RASHMEE ROSHAN LALL May 12, 2013
Lahore Fort, Pakistan, Nawaz Sharif

Lahore Fort, a World Heritage site – gateway to Pakistan’s past (and the future)?

Foreign Policy seems to suggest  that Pakistan’s once and future prime minister, Nawaz Sharif, is a Janus-like figure. Am not sure if they mean that he’s two-faced and thereby not to be trusted? Or whether, as the belief in ancient Rome, that Janus is the god of beginnings and transitions.

The Romans didn’t see Janus’s two-facedness as a flaw. They reasoned that he needed both in order look both to the future and the past?

Anyway, Foreign Policy seems to be looking mainly to Mr Sharif’s behaviour with respect to religious extremism and Pakistan’s relationship with the US.

It is true enough that Mr Sharif has often appeared to play footsie with extremists and that towards the end of this election campaign, he spoke a great deal about what he described as the flawed U.S. “war on terror.”

Nawaz Sharif, Pakistan, election

Nawaz Sharif – Janus-like as in two-faced? Or like the Roman god of transitions?

I’m not sure that is duplicity. Rather, it seems a well-judged combination of truth and realpolitik.

Some say that Mr Sharif’s party appears more willing to negotiate with militants than to fight them but it’s important to remember that he is personally not known to be a religious nut and has from time to time taken a fairly  tough stand against militants. In recent weeks, his party has talked about the same deadly cocktail to deal with  militancy as Washington – ie, a combination of re-integration and reconciliation and rejection of the bad uns. Remember the good Taliban–bad Taliban strategy?

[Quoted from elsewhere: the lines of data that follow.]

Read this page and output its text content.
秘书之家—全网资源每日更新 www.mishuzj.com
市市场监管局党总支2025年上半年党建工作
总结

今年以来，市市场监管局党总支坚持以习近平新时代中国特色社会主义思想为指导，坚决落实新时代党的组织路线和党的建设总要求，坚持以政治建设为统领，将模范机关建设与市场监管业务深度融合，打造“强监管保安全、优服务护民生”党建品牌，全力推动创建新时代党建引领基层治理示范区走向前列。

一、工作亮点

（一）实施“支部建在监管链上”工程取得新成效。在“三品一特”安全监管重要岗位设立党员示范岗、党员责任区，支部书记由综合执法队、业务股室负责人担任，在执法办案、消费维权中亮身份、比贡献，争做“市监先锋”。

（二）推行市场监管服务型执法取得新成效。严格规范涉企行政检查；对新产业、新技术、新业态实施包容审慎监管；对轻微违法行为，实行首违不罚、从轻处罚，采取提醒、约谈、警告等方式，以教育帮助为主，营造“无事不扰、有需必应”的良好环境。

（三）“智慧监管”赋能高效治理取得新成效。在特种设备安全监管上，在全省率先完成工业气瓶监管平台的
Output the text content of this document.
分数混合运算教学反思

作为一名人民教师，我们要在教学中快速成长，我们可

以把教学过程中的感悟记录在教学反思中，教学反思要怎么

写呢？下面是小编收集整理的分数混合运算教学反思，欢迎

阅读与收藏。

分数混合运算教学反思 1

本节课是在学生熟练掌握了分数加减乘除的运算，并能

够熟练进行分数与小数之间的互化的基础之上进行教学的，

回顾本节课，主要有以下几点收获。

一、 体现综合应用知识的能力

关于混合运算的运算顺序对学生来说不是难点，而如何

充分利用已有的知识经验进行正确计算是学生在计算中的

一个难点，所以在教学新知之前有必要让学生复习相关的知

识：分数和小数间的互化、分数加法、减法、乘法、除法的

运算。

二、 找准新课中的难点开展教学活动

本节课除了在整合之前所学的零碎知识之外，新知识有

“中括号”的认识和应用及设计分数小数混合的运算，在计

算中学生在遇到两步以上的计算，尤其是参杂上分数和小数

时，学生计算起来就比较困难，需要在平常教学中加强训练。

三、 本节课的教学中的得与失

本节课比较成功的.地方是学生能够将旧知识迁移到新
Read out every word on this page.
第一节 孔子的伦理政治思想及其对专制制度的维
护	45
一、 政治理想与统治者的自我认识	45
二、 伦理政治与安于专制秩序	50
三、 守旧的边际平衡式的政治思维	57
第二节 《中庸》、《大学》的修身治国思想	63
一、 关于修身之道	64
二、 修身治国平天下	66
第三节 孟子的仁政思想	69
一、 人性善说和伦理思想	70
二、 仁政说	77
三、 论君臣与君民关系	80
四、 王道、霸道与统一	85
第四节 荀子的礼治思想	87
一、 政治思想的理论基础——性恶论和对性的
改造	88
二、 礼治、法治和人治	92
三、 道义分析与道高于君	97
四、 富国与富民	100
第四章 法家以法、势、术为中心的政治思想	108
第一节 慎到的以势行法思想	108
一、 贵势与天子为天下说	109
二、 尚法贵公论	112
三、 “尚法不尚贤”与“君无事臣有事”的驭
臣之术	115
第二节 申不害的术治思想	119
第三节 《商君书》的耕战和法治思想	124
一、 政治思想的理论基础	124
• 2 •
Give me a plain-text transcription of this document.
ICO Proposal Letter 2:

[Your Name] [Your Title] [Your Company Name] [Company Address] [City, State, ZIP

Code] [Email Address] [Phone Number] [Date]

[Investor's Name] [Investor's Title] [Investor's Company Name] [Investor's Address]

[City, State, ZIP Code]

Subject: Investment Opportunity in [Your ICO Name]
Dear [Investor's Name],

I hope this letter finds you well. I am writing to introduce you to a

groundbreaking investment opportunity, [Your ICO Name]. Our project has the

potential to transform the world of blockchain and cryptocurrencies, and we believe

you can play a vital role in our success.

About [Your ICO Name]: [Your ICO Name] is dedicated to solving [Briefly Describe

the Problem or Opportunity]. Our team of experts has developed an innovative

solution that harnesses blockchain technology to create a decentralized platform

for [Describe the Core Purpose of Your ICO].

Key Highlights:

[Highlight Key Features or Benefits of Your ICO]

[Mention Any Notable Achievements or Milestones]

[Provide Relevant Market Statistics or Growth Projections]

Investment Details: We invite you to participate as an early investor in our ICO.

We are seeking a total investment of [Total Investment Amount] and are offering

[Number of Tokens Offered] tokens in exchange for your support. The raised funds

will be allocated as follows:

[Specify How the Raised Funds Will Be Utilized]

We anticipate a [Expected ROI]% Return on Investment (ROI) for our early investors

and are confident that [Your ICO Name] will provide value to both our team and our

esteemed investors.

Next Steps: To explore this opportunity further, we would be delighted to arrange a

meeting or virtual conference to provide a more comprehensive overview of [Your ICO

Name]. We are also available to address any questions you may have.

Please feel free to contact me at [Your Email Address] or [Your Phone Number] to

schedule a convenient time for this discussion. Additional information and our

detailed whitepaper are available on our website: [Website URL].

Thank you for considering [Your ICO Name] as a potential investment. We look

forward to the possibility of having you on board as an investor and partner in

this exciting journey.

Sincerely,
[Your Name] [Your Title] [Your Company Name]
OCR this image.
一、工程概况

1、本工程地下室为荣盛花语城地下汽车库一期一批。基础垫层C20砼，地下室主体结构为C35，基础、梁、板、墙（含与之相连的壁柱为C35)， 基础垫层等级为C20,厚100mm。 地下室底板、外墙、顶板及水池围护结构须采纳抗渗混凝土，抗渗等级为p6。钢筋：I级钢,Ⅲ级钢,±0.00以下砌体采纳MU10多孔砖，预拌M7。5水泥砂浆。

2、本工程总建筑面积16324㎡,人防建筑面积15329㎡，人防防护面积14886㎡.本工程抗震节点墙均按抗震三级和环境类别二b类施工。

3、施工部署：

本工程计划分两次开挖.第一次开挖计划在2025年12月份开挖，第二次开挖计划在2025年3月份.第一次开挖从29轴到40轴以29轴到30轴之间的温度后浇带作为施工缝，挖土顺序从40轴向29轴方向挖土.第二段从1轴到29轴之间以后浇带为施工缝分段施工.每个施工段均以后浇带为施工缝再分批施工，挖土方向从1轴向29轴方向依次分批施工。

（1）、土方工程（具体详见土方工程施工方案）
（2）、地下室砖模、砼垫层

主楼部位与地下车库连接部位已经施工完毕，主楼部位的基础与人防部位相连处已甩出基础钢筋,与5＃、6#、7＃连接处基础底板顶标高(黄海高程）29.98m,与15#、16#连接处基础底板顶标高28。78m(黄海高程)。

So is Mr Sharif a Janus in Islamabad? It’s probably worth paying attention to comments made by Rand Corp’s counterterrorism expert Seth G. Jones. He says his conversations with Sharif’s advisers revealed great concern about the Pakistani Taliban and the hope that Pakistan would continue to receive American help to fight the group. Perhaps Nawaz Sharif, Pakistan’s Great Survivor, may be its man of transition?